Although he has resigned
Former Eskom chief executive Matshela Koko was arrested on Thursday morning, along with four other people and his wife and stepdaughters, becoming the first former top executive of the power utility to be brought before court on state capture charges.
Koko, his spouse Mosima, stepdaughters Koketso Aren and Thato Choma, and the remaining accused, appeared in the Mpumalanga magistrate’s court. The others are the Eskom project director at the Kusile power plant, Hlupheka Sithole, and lawyers Johannes Coetzee and Watson Seswai.

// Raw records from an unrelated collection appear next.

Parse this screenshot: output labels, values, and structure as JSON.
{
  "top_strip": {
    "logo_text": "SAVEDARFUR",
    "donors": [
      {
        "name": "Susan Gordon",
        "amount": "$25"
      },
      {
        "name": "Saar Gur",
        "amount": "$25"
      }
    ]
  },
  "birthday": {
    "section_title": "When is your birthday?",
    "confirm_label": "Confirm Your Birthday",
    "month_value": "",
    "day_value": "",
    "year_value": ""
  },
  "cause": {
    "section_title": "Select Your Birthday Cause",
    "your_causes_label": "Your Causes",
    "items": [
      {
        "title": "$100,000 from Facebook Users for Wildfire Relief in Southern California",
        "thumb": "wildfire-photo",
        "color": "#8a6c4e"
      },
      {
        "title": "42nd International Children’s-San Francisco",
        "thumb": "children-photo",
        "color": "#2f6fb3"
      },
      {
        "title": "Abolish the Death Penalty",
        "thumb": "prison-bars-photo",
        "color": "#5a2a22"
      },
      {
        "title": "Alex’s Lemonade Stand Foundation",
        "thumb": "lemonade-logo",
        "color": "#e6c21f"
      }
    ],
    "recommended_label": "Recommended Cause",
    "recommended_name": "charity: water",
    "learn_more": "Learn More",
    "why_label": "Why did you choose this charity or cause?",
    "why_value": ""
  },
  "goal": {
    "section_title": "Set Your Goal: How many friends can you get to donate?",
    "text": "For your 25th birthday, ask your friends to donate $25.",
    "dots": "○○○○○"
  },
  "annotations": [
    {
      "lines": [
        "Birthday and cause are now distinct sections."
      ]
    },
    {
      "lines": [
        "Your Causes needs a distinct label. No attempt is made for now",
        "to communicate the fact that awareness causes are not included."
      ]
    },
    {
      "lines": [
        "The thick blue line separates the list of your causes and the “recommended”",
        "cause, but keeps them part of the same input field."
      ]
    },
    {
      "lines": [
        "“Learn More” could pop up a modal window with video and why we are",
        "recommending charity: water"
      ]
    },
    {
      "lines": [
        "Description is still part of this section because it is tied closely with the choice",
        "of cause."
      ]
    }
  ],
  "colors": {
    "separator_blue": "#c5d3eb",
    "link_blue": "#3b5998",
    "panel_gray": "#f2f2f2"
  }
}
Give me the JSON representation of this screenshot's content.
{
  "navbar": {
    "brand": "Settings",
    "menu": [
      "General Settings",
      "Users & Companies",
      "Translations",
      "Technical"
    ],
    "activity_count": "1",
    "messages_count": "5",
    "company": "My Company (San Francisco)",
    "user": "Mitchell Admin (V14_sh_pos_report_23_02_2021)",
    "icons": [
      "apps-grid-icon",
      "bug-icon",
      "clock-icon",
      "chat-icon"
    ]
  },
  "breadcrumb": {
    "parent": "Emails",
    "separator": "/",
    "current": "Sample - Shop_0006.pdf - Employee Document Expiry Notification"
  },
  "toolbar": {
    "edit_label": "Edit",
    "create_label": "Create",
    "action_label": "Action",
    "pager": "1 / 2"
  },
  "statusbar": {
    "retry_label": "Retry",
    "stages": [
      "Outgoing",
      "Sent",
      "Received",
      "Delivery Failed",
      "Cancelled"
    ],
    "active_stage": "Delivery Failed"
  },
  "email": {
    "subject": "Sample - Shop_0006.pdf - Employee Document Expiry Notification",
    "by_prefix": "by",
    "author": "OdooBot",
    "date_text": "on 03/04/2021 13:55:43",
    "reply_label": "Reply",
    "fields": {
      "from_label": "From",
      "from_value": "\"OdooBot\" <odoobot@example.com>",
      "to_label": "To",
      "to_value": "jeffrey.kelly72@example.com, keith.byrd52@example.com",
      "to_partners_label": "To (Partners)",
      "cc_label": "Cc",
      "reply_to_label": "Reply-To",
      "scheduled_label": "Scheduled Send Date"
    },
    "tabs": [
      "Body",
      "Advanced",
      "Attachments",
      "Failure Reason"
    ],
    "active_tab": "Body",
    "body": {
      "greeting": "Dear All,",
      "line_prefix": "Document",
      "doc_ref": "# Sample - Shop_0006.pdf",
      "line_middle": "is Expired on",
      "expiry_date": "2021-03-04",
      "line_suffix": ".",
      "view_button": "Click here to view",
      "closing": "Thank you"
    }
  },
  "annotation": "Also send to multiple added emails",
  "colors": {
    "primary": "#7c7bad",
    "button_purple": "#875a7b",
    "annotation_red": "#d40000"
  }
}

The National Prosecuting Authority’s Investigating Directorate said they were arrested “at the crack of dawn” at different locations in Gauteng and Mpumalanga. Further arrests are expected. By late afternoon, a bail hearing was ongoing, with lawyers for Koko opposing the state’s demand of a sum of R500 000.
They face charges of corruption, fraud and money laundering stemming from irregular contracts worth R2-billion granted during the construction of the Kusile power station.
The state alleges that Koko failed to disclose a conflict of interest, when he was receiving material benefit from the local arm of the Swiss engineering firm, Asea Brown Boveri (ABB), in return for further its aims as well as those of two directly implicated employees.
In 2015, Eskom entered into a contract with ABB, which signed up Impulse Trading as a subcontractor, in a deal worth R800-million. Choma served as a director of Impulse and allegedly got R30-million from the deal.
Koko allegedly promised the firm further contracts worth more than R6-billion, should it enter into an arrangement with Impulse. The charge sheet states that he abused his position at Eskom to manipulate the tender process. It further alleges that he took bribes for rigging tender processes and approving variation orders. These allegedly flowed to him and his wife from Impulse.
The charges relate to a period spanning 2014 to 2017. Koko served as chief executive of Eskom between 2016 and 2017.
ABB in 2020 concluded a settlement agreement with Eskom to refund R1.56-billion. But in September, the company said it would put aside R6-billion as a provision to cover costs that might arise as a result of ongoing investigations into contracts linked to Kusile.
Koko was implicated in state capture in the Zondo report, with Chief Justice Raymond Zondo urging that he and former Eskom chief financial officer Anoj Singh face criminal charges for paving the way for the Gupta family to purchase the Optimum Coal Mine using Eskom money.
The pair, Zondo wrote, led Eskom to believe that the transactions were for coal when they knew the money would be used by the Guptas to cover the shortfall they needed to acquire Optimum Coal Mine.
Koko was employed by Eskom for more than 20 years. He has denied any wrongdoing, including on the ABB deal. In his testimony to the commission, Koko insisted he was ignorant of the fact that he was exchanging confidential company information with key Gupta associate Salim Essa.
Their correspondence included an email, in December 2015, that set out the favourable terms on which Eskom was to enter into a R1.68-billion prepayment arrangement with Tegeta Exploration for coal.
Singh and former Eskom chief executive Brian Molefe have been charged with corruption that occurred during their term at Transnet but no senior figures have yet been charged in relation to the Tegeta deal.